Brain metastases are usually found at the same time or few months after the diagnosis of cardiac myxoma. Other systemic metastases of cardiac myxoma concomitant with the brain have been reported in kidney, pancreas, bone, muscles, skin and stomach [4, 13]. All of these metastases can be explained by the dislodgement of the friable and spongy component of the atrial myxoma into the systemic circulation [14]. The myxomatous aneurysm formation process remains unclear. Three causes of cerebral aneurysm formation have been proposed [14, 15]. One is the vascular damage hypothesis. They postulated that large myxomatous emboli cause vascular occlusion and perivascular damage with subsequent scarring and pseudoaneurysm formation. The other cause is the cerebral vessels are infiltrated by myxoma cells via vasa vasorum causing the destruction of arterial wall architecture, which is similar to the mechanism of mycotic aneurysms. The last cause that has been suggested is the neoplastic process. Several authors have observed myxomatous cells in the aneurysmal vessel. They hypothesized the myxomatous cells could remain viable and penetrate intact or damaged endothelium at the site of final lodgement, with subintimal growth, destruction of the wall, and fibroblastic proliferation. This neoplastic process was accompanied by connective tissue proliferation and a mild inflammatory reaction, and neovascularization in the affected arterial wall may lead to minor bleeding.

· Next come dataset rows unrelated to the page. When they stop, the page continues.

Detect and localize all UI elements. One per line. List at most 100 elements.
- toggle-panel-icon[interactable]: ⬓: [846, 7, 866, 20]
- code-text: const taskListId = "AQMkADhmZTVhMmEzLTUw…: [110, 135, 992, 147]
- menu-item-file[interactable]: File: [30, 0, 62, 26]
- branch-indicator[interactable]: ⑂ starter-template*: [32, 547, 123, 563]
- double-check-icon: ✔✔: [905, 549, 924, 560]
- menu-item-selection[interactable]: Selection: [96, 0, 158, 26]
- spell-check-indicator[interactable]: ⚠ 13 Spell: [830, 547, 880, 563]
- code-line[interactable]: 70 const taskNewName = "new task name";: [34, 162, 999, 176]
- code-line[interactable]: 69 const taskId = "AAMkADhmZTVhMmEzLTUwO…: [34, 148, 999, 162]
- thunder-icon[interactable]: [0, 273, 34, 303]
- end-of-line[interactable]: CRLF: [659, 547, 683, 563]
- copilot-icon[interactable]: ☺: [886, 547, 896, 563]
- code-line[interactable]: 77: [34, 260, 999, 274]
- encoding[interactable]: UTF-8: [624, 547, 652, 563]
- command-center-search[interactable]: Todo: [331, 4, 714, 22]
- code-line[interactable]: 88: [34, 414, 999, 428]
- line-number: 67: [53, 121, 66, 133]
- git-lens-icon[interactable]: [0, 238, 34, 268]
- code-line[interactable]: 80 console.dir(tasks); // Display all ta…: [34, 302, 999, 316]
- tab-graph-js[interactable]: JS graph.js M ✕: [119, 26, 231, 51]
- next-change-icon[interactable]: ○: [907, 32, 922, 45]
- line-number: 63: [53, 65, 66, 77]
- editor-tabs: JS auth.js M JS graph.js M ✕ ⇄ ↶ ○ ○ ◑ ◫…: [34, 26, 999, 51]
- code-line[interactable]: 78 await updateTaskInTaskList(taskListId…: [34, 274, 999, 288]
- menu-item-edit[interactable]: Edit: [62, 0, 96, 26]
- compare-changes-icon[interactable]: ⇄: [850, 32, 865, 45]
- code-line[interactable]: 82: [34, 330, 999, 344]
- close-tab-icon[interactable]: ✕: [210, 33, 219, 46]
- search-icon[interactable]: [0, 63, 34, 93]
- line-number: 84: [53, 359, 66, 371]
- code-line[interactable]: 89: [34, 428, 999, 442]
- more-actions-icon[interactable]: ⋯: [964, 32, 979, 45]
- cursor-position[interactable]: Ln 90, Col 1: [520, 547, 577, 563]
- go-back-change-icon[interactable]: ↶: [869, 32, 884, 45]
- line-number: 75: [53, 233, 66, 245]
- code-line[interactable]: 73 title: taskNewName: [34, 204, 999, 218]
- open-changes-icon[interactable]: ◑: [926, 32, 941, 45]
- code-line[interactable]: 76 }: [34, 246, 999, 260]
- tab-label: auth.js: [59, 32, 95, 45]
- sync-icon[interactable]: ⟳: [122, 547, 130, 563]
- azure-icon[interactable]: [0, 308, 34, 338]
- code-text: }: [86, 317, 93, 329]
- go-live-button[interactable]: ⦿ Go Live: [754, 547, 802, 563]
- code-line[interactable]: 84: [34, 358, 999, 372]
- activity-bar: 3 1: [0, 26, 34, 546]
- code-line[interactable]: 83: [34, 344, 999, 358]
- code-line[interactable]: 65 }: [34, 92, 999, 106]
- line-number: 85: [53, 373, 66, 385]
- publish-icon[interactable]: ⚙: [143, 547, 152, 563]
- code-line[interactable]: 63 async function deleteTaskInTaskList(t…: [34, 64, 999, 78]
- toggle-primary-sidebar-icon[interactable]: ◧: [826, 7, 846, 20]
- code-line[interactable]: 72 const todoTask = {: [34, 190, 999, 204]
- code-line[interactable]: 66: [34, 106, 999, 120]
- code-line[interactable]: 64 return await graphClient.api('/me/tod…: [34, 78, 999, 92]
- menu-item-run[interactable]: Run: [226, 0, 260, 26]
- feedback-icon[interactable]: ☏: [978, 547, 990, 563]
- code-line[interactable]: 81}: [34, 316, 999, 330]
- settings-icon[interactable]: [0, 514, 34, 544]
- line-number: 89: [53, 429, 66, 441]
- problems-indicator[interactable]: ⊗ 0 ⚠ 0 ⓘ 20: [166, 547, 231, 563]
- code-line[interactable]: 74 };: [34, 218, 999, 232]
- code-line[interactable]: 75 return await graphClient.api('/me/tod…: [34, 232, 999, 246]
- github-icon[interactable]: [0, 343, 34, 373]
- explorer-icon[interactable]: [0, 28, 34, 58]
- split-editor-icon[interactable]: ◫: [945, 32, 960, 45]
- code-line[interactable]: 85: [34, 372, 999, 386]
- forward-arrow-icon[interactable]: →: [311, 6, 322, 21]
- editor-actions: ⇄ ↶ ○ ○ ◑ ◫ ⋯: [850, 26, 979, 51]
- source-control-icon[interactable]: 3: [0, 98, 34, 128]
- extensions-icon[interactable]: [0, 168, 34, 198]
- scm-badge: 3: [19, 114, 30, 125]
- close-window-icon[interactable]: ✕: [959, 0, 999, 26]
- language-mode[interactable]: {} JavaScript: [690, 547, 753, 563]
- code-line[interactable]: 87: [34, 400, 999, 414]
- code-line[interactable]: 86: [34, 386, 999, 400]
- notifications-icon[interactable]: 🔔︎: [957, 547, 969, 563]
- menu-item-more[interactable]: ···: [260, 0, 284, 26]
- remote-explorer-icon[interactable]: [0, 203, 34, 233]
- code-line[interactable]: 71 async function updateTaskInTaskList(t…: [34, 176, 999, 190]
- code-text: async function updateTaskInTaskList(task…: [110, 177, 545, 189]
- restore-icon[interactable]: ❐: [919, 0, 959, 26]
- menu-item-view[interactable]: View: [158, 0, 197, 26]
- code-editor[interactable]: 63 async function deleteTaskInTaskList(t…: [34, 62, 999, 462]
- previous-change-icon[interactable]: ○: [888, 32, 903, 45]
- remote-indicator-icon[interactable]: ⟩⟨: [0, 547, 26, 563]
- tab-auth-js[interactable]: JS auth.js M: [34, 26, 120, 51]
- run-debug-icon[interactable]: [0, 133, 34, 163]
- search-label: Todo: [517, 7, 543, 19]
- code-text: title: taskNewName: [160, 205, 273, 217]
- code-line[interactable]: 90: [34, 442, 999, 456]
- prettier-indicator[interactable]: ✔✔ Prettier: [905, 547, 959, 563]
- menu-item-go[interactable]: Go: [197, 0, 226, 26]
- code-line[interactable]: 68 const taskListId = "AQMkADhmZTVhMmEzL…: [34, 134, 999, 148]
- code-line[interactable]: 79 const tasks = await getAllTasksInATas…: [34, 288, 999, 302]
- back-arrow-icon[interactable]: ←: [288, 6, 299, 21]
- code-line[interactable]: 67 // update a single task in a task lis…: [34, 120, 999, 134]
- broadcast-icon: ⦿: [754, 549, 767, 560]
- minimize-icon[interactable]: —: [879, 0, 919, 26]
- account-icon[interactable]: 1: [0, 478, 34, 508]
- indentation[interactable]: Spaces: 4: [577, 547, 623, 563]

Cardiac surgery is the method of choice in treating myxoma [16]. And once the diagnosis is established, surgery should be performed promptly to reduce the possibility of embolic complications or sudden death. For the surgery, three important points should be noted to prevent recurrence: 1) multifocal tumors in heart chambers should not be omitted during operation [17]; 2) cardiac appendages should be removed, sutured and repaired if necessary [18,19,20,21]; 3) tumors must be avoided from fragmentation and embolization [19].
Nevertheless, there are no precise guidelines for possible treatment procedures of neurological complications [5, 14]. The use of anticoagulants or antiplatelet agents should be considered in order to prevent further emboli. Surgery is appropriated in cases with few isolated aneurysm or brain metastases or when one of the lesions is life threatening. Moreover, chemotherapy with doxorubicin or ifosfamide with or without radiotherapy of the whole brain could be administrated to patients with multiple brain metastases in order to obtain a longer period of time without recurrence [22]. Furthermore, it is noted that most of the aneurysms are fusiform in shape, and clipping or coiling treatment can be limited. Though there are successful cases of endovascular coiling for enlarging aneurysms, overall evidence documenting stability of cerebral aneurysms over several years gives support to conservative treatment management options [12, 23,24,25].
Thus, long term follow-up of the patients with atrial myxoma even after complete surgical excision is recommended [16]. Thorough explanation of the potential risks of recurrence of the cardiac tumor, the late development and enlargement of cerebral lesions are necessary. Vigorous work-up must be pursued if the patient again becomes symptomatic or develops new central nervous system manifestations.